No Honus Wagner card, no problem
Last Thursday evening, the online auction of what was the finest set of T206 baseball cards ever assembled ended with a triumphant bang. The collection, which included 520 of the 524 cards released between 1909 and 1911, was sold in individual lots through Heritage Auctions. Once all the dust settled, the final tally on the collection reached an astounding $8.1 million. Perhaps most remarkable of all was the fact that the record-breaking total was achieved without a single Honus Wagner card in the bunch.

According to Chris Ivy, director of Sports Auctions for Heritage: “This might have been the most significant trading card auction in history.”
The headline-grabbing sale is one thing; the painstaking acquisition of the rare cards through decades of collecting is something else entirely. Think about it: The T206 set was released more than 100 years ago and packed out inside small packs of American Tobacco Company products. The white-bordered cards, which measure 1-7/16” wide by 2-5/8” tall, were designed to fit inside the tiny packages they shared with cigarettes. The most popular of the 16 tobacco brands included Piedmont, Sweet Caporal, Old Mill and Sovereign.

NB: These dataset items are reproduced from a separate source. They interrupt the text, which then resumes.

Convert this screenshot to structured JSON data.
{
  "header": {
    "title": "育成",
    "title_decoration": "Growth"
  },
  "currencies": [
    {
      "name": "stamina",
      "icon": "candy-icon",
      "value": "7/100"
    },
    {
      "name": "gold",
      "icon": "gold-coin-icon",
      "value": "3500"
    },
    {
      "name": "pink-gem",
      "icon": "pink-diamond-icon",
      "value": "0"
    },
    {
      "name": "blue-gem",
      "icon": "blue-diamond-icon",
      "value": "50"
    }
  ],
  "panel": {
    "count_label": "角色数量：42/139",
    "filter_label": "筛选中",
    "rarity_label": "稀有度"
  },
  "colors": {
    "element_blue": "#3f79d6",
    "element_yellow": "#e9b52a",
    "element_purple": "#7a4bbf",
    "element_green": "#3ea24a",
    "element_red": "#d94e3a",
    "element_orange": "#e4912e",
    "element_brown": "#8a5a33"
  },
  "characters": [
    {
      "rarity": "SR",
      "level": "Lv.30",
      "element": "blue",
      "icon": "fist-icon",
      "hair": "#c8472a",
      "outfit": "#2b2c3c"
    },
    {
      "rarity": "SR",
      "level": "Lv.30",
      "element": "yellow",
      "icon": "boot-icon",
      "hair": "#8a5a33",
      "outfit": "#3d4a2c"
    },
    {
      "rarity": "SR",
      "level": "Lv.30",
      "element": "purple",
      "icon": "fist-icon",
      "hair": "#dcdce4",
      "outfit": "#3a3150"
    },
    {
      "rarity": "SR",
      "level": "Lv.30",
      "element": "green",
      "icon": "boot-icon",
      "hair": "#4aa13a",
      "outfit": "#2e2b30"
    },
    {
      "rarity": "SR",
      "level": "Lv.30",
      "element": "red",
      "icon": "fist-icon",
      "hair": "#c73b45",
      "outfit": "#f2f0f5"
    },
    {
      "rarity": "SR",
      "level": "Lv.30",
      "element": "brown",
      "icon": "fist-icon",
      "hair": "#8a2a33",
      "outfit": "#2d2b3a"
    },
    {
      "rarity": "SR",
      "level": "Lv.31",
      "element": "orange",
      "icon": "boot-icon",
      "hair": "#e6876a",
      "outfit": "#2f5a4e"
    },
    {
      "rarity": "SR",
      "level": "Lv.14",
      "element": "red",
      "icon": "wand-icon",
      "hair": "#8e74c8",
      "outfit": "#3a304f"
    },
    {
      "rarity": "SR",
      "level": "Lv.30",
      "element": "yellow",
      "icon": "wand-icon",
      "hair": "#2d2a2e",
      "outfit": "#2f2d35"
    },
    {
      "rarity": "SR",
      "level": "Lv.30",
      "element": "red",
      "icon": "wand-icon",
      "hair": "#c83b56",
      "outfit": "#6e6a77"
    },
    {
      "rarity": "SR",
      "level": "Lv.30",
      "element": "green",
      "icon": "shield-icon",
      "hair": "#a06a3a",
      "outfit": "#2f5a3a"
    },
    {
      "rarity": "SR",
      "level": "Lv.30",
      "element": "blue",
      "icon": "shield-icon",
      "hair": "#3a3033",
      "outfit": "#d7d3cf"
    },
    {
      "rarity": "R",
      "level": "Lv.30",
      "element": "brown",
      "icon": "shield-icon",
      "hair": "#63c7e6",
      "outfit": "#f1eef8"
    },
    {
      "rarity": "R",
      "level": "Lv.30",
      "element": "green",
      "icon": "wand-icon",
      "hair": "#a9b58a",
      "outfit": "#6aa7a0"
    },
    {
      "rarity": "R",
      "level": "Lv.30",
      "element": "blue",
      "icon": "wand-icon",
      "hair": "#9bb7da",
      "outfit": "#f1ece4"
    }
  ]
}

But what’s most extraordinary is that within the consignor’s entire collection was only one card that dipped below PSA Near-Mint 7 in quality. In fact, 271 of the cards earned PSA Mint 9 grades and another 13 achieved PSA Gem Mint 10 status. Nicknamed “The Monster” based on its size and scarcity, the entire set has never had a single owner with all 524 cards. This collection, which boasted 99.24% of the original set, had earned the No. 1 ranking on the PSA Set Registry. Now the cards have new owners.

The highest price realized for an individual lot came via the always elusive Sweet Caporal 350/30 Eddie Plank card, which was graded Near Mint 7 and sold for a whopping $690,000. A southpaw who put up a career mark of 326-194, Plank’s popularity – like that of Wagner’s – rests largely on the card’s perceived scarcity. It has a PSA Population Report of just three with only one other card grading higher. Next up was a PSA Near Mint-Mint 8 Piedmont 150 Sherry Magee (“Magie” error) card, which sold for $660,000. The Magee is the highest graded PSA example of its kind known to exist. Rounding out the auction’s Top 3 highest selling cards was a PSA Near Mint-Mint 8 Old Mill Ty Cobb (Green Portrait) beauty that went for $360,000. The latter card has a PSA population report of just eight cards in NM-MT 8 condition with none higher.
Beyond the Wagner card, which – besides Arizona Diamondbacks’ owner Ken Kendrick’s NM-MT 8 example – is quite simply not available in better than PSA Excellent 5 condition, the other three cards that were not part of the offered set consisted of Larry Doyle “N.Y. Nat’l,” Mordecai Brown “Cubs Shirt” and Fielder Jones “Hands at Hip.”
Any way you slice it, the accumulation of 99.24% of the aged cards by one collector was extraordinary. Patience, determination and sufficient funds quickly come to mind.